Pediatrician William Cosgrove told the Tribune he supports the proposition, saying that having so many people unable to access health care is “a detriment to Utah’s economic engine.” But the organization Americans for Prosperity’s Williamson argues passage would lead to “runaway health care costs” as “able-bodied adults flood the Medicaid system.” The result would force lawmakers to increase taxes, she warned.
Electoral districts are typically redrawn following the decennial census and that will certainly occur in Utah in a couple of years, but voters this year have a say in just how that process plays out.
Typically, legislators have been allowed to draw their own boundaries – meaning they get to choose their voters rather than voters choosing their representatives, according to supporters – but Prop 4 if approved would create an independent and unelected redistricting commission. The commission would help lawmakers create electoral maps that would “pay deference to municipal and county boundaries, neighborhoods and geographic features.” The legislature would then have the authority to either accept or toss out the new maps.
Catherine Kanter, campaign manager for the group Better Boundaries, argues the “initiative is meant to fix a broken redistricting process in the state. There’s an inherent conflict of interest when legislators draw their own electoral boundaries…Politicians are essentially able to engage in gerrymandering with limited oversight, transparency and virtually no rules. We think that has been harmful.”
State Sen. Ralph Okerlund, a Republican from Monroe, in a written argument against Prop 4 argued it was unconstitutional and politically motivated. “They are seeking to unconstitutionally pack what is now a competitive congressional district with Democrat votes to create a single, safe and solidly Democrat election district for themselves.”
Two of the initiative’s four co-chairs are Republicans. One of them is Jeff Wright, former Gov. Jon Huntsman’s finance director when Huntsman was a candidate in the 2012 presidential election. He told the media: “Republicans don’t like a rigged system, they don’t like unaccountable elected officials choosing their own districts.” Wright said the goal behind the initiative is not to affect an outcome, but the process.
The June poll revealed two out of three Utahns support the creation of the commission, according to the Tribune.
Amendments A & B
The state Constitution would be amended if voters approve any of three amedments on the 2018 ballot. Two of them regard property tax exemptions. The first would clarify an existing exemption for active duty military. The Tribune did not note any opposition to the proposed amendment.
Supporters of Amendment B, which would exempt property taxes for people who rent property to the government, argue the government would pay itself through property taxes on private property it rented. Critics argue those renters already enjoy a steady and reliable tenant and they don’t require an additional tax exemption.

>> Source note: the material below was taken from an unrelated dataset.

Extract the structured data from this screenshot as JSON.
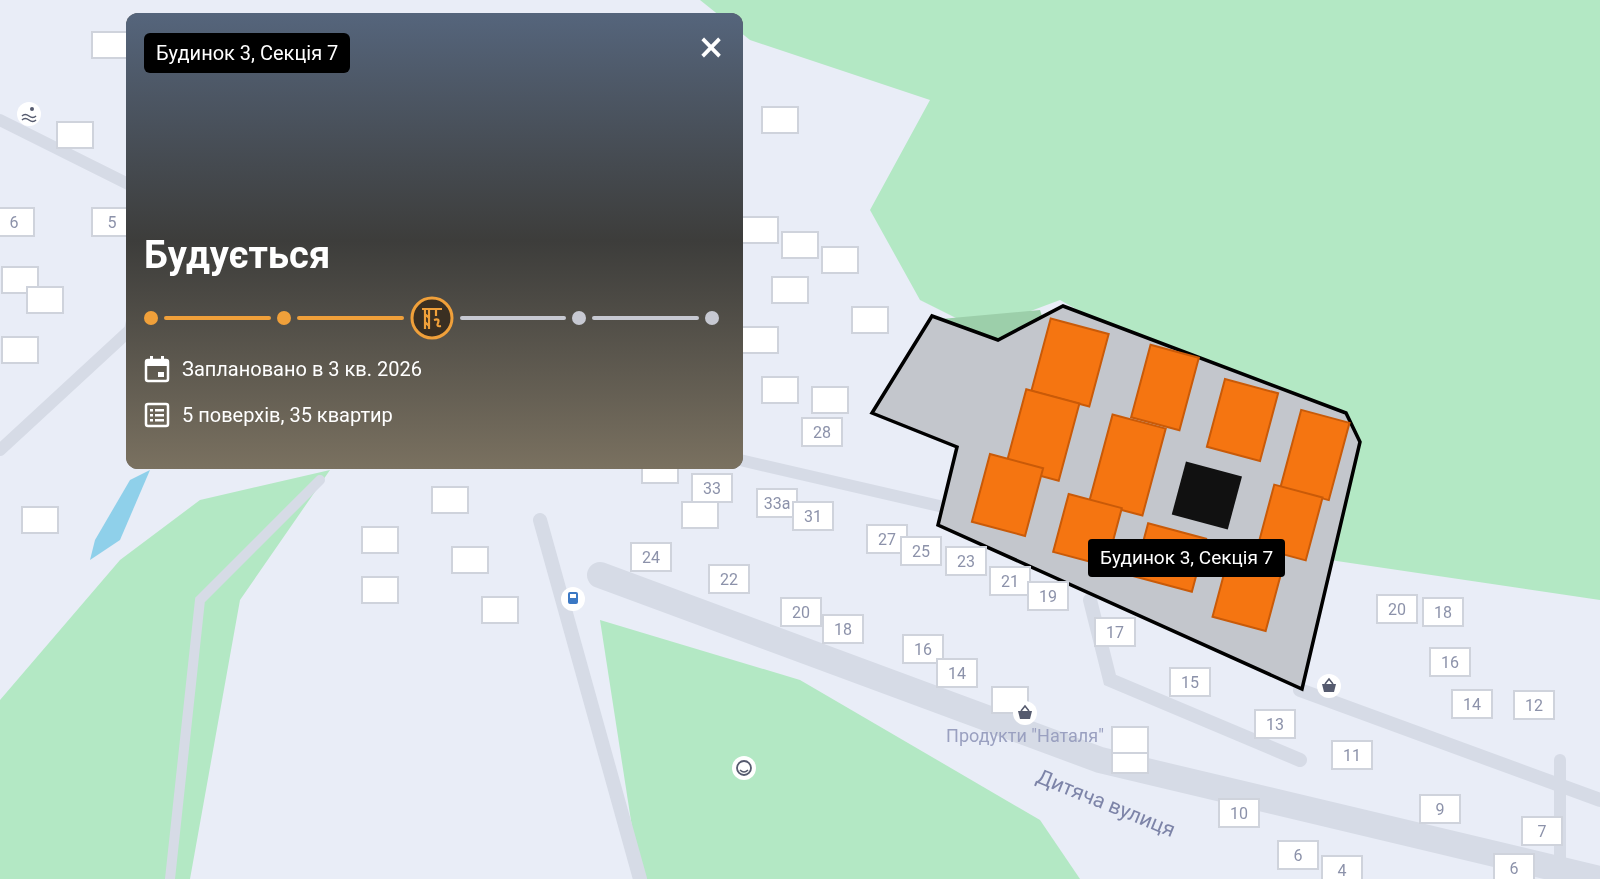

If approved, the legislature would have the right to call a special session outside of the normal 45 working days session that takes place each year January through March. Currently, only the governor has that right – and only the governor has authority over what topics are deliberated.
A two-thirds majority would have to approve the special session. The 45-day limit requires lawmakers to maintain discipline during the session, said a spokesman from Gov. Gary Herbert’s office. Herbert opposes the proposed amendment.
There are times, however, when 45 days just isn’t enough time to address issues that require immediate attention outside of the times lawmakers are in session, said House Majority Leader Brad Wilson, R-Kaysville, in comments made to the Tribune. The governor would retain the power to veto any legislation that arises during the special session, but would no longer have domain over the topics discussed.